2) Design for depth, not volume
Icelandic SMEs focused on quality over quantity. A midnight sun photography tour or an aurora storytelling session offered travellers a deep, personalised memory. SMEs elsewhere should craft hyperlocal, immersive experiences that leave a lasting emotional imprint.
3) Embrace minimal infrastructure with maximum imagination
Iceland leveraged existing rural infrastructure, such as farmhouses, barns, and abandoned fishing stations, and reimagined them as boutique guesthouses, cafes, or cultural centres. This minimised environmental damage and preserved the authenticity travellers were seeking. In similarly isolated destinations, entrepreneurs can convert simplicity into charm. Whether it is a tent under the stars, a community kitchen with local chefs, or a riverside sauna powered by solar, innovation needs vision.
4) Build a brand rooted in storytelling
Iceland’s folklore tours are strategic branding exercises that tie together culture, landscape, and experience. Every glacier, rock, or waterfall has a tale, turning natural sights into emotional moments. SMEs can replicate this by investing in storytelling, digitally, in-person, and through their service design. From origin stories of local crafts to village legends, these narratives differentiate a destination from the sea of sameness.
5) Collaborate to amplify
Many Icelandic SMEs banded together in cooperatives, local tourism boards, and community-run platforms. This reduced costs (shared marketing, logistics, training) and strengthened the overall visitor experience.

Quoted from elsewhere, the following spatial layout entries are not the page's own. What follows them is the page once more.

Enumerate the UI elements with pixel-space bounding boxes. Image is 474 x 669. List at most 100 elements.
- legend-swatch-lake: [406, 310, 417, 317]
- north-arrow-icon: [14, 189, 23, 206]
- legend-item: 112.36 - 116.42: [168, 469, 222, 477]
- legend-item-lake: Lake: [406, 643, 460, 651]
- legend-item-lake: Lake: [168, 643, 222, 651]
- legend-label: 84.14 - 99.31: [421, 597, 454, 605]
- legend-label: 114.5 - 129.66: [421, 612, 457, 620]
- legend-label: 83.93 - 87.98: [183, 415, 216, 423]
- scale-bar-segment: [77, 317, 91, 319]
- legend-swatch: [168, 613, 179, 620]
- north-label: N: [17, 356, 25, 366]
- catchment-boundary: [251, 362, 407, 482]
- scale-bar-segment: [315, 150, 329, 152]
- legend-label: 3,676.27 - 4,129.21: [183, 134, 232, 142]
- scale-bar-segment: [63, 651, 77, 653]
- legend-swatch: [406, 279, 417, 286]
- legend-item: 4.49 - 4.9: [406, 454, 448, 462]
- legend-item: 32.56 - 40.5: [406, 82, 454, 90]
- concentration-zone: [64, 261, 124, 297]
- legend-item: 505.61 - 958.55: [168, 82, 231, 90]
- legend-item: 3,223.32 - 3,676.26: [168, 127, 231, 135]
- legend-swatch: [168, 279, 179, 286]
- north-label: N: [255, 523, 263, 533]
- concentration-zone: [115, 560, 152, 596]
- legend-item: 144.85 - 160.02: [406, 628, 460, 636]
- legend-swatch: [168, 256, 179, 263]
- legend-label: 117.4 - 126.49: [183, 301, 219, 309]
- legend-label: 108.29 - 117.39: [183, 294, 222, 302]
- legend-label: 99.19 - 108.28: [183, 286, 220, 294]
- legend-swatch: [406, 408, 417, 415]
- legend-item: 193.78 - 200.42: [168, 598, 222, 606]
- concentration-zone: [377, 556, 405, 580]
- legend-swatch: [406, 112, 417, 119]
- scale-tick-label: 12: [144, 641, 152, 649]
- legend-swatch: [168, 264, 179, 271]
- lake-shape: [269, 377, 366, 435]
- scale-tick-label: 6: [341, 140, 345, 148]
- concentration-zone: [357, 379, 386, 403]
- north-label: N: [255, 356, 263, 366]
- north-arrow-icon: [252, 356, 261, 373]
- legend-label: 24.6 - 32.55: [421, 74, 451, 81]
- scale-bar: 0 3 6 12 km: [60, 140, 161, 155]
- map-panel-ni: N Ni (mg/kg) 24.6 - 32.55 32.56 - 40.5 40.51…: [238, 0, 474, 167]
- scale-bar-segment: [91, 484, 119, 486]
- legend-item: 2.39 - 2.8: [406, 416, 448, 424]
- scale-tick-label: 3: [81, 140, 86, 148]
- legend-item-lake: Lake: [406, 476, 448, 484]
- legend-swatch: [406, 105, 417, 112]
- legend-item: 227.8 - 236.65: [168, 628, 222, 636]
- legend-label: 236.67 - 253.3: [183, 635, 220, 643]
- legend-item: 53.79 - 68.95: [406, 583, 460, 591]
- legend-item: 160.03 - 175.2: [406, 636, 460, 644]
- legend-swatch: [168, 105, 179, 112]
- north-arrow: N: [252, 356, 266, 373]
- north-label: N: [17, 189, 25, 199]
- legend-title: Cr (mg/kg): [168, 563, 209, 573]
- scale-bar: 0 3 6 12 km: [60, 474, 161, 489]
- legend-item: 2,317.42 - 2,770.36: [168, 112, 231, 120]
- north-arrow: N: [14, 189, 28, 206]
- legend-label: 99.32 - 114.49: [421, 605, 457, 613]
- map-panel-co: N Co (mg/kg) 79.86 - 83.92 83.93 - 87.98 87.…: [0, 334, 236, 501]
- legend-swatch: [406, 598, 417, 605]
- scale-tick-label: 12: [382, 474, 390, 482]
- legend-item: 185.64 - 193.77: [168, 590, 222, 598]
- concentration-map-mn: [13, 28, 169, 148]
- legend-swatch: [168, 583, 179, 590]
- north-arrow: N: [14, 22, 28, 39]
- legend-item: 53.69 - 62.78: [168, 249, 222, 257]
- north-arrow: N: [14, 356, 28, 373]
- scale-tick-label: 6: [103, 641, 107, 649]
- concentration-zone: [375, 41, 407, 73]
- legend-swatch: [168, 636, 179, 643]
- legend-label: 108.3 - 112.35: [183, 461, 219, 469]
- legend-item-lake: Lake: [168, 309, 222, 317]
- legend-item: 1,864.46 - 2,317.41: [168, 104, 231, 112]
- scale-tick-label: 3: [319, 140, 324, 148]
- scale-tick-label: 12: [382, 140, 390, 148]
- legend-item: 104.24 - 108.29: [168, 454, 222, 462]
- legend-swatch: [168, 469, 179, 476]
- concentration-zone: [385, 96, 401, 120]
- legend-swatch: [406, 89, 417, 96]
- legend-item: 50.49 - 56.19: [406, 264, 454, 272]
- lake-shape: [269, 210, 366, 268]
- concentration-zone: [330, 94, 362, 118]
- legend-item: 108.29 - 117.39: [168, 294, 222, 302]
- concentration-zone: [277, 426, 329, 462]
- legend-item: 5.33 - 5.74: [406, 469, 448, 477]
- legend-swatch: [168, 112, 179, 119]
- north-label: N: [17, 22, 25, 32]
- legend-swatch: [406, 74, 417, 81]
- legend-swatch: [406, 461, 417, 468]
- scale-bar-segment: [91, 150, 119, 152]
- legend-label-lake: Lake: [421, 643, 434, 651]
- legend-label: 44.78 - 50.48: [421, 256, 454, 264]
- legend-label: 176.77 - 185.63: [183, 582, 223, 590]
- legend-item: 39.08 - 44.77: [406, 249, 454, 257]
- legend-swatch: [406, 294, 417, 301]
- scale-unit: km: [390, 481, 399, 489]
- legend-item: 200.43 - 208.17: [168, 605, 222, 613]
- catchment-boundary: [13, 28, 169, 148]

SMEs can pool resources, co-create tours, and pitch their region as a unified destination.
A crisis-proof model with a heart
Iceland’s success is about resilience. During the pandemic, its SME-driven tourism bounced back faster than traditional tourism hotspots, largely due to its community-rooted, sustainable practices and diversified offerings. That is the superpower of small businesses in tourism: they adapt, pivot, and endure. More and more travellers are actively seeking places that offer depth, intimacy, and responsibility. That means the future of travel belongs to the small, the remote, the imaginative.